Should A Female Teacher Delete Her Facebook?

The challenges and pitfalls of pursuing a career in higher education have never been more apparent. As a recent article featured in Al Jazeera English reveals, the economic prospects for PhDs, especially in the humanities and social sciences, are becoming increasingly grim. The author, Sarah Kendzior, a recent PhD in anthropology, succinctly encapsulates the dilemma of trying to succeed in academia within the confines of the neoliberal reality of adjunct instruction. 

As an adjunct, I know all too well the challenges that Kendzior describes in detail. So as a new semester looms on the horizon, I am reminded of the other unique difficulties I face in the classroom. Yes, all of us adjuncts are vulnerable economically, but not all of us experience the same challenges. As a young, female instructor, there are certain aspects of my job that I never could have anticipated would be so problematic.

I recall all too well the warnings from my professors in undergrad about the potential scarlet letter a social networking foible could leave you marked with for the rest of your career. Facebook emerged right around the time I began college, and my generation was in the earliest stages of negotiating the urge to share our lives with hundreds of our “friends,” and preserving whatever aspects of privacy we wanted to maintain. Employers were more than happy to use one’s activity on social networks as a basis for exclusion. This was taken a step further earlier this year, when it was revealed that some employers are now demanding that job applicants fork over their Facebook passwords. Fortunately, this was met with considerable backlash. (Just when I thought the corporate world could not shock me anymore!) With the recession grinding on, it seems that social networking is now just another contributing factor to the increasingly precarious nature of employment.

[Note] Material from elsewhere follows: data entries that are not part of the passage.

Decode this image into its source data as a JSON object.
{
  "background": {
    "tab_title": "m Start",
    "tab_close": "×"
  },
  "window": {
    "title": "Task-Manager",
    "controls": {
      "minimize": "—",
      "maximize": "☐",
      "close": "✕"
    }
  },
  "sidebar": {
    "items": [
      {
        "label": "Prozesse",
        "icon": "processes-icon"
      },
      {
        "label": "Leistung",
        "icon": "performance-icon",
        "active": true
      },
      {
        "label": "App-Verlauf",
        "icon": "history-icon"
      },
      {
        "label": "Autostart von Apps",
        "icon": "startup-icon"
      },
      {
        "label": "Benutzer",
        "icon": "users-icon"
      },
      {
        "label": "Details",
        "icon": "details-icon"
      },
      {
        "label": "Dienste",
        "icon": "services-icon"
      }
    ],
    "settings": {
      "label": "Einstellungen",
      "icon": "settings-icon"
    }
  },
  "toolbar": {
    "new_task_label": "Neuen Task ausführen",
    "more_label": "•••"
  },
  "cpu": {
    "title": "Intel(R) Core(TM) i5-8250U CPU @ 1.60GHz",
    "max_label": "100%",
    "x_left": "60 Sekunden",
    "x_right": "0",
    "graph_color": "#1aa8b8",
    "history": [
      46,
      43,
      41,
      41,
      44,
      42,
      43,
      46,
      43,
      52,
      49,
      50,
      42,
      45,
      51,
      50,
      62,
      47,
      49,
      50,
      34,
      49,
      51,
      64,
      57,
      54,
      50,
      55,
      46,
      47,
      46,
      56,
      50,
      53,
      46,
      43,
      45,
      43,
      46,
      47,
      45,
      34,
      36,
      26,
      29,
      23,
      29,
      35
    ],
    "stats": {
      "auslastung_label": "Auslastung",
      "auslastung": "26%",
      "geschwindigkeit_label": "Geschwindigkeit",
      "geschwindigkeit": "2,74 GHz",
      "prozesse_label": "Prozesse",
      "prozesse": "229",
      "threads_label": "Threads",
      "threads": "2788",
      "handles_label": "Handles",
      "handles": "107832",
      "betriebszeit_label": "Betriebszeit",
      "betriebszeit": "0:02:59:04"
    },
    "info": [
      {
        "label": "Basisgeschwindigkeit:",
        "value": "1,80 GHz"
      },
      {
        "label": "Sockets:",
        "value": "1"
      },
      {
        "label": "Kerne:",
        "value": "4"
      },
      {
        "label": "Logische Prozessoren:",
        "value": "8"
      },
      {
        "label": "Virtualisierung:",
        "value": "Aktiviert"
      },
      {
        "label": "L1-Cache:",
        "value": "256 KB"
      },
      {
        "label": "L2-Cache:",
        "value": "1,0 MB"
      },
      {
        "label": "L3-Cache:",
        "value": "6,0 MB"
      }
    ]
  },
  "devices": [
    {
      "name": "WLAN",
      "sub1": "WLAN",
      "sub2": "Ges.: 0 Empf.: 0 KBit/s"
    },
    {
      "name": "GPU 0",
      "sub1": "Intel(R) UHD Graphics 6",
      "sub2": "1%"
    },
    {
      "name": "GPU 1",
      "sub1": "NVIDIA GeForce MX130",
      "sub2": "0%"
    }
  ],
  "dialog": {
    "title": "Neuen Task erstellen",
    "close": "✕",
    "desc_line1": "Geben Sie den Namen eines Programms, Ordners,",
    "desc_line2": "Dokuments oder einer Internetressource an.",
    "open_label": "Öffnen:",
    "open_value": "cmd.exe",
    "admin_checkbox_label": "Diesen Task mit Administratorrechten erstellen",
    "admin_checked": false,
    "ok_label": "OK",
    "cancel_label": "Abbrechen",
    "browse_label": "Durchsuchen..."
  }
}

Understanding this reality, I took every precaution in maintaining my privacy on social networks, especially Facebook. However, when I began teaching, I realized that these privacy settings did not just serve to protect my privacy from potential employers, but also from my students themselves. There were many things I worried about in terms of my gender in the classroom: Would my students respect me as an instructor, especially considering my age? Would they dismiss any discussion of gender and sexism from me just because I am a woman? Would they just generally give me a harder time as compared to my male counterparts? Although I could speak at length about all of these points, the most surprising aspect was that I did not consider the uncomfortable possibility of students seeking me out in the social networking world.

As a female instructor, I feel particularly vulnerable in this regard. Like many Facebook users, I have my relationship status, photos from trips, and my political views on my profile. I have no problem with students, male or female, who were actively and conscientiously engaged in my course, “friending” me after I am no longer their instructor. The latter part is key–I would never accept a friend request from a current student. However, it does not mean that I do not experience some hesitation about letting former students into my social networking world, no matter how discreet or private my page is. This especially goes for male students. I am put into the position of asking myself: “Would they be trying to friend me on Facebook if I were a middle-aged man?” This is unfortunate, especially given that the few friend requests I have received were all from respectful, thoughtful students, who I had no suspicions about on a personal level. It has nothing to do with any male student’s individual character, but the very nature of male privilege in our society, and how female instructors must protect themselves from potential harassment.

I have been lucky up to this point—no male students have ever harassed me. Although there were several times when male students made me uncomfortable in the classroom itself, there is not enough room here to rehash those incidents. I know that in a world where trolling – and sexist trolling in particular - is becoming more and more common, I cannot be overly cautious in combating sexism in the digital world. And yes, I am sure male professors also have to consider what to do if one of their former students tries to connect with them on a social networking site. But because of their male privilege, they likely do not have to fear being harassed (assuming they are heteronormative). I also wonder about this: Would male instructors feel uncomfortable at the thought of a student of the opposite sex even looking at their personal information, especially their photos, as female instructors do? The thought of former male students looking through my photos is sort of disquieting. 

So as another semester approaches, this digital predicament again crosses my mind. With all the other challenges facing adjunct instructors, this is just another way in which female adjuncts in particular have to navigate the increasingly inhospitable world of academia. This is not to say that these issues fade away or become less relevant for female instructors that are full-time—they certainly do not. However, with adjuncts being more economically marginalized and having less professional clout with which to defend themselves, these issues further compound their vulnerabilities.

 There is no manual or guide yet for how to handle student-instructor social networking. I am not even suggesting that I have a clear strategy for how to deal with it, short of maybe deleting Facebook all together. That certainly is an option, but one in which is becoming increasingly atypical. Many departments now have official Facebook pages that faculty members are expected to join, and presumably, through which students could contact them.  Hopefully, starting this conversation will get us closer to a consensus that it needs to be addressed, especially for the protection of female instructors.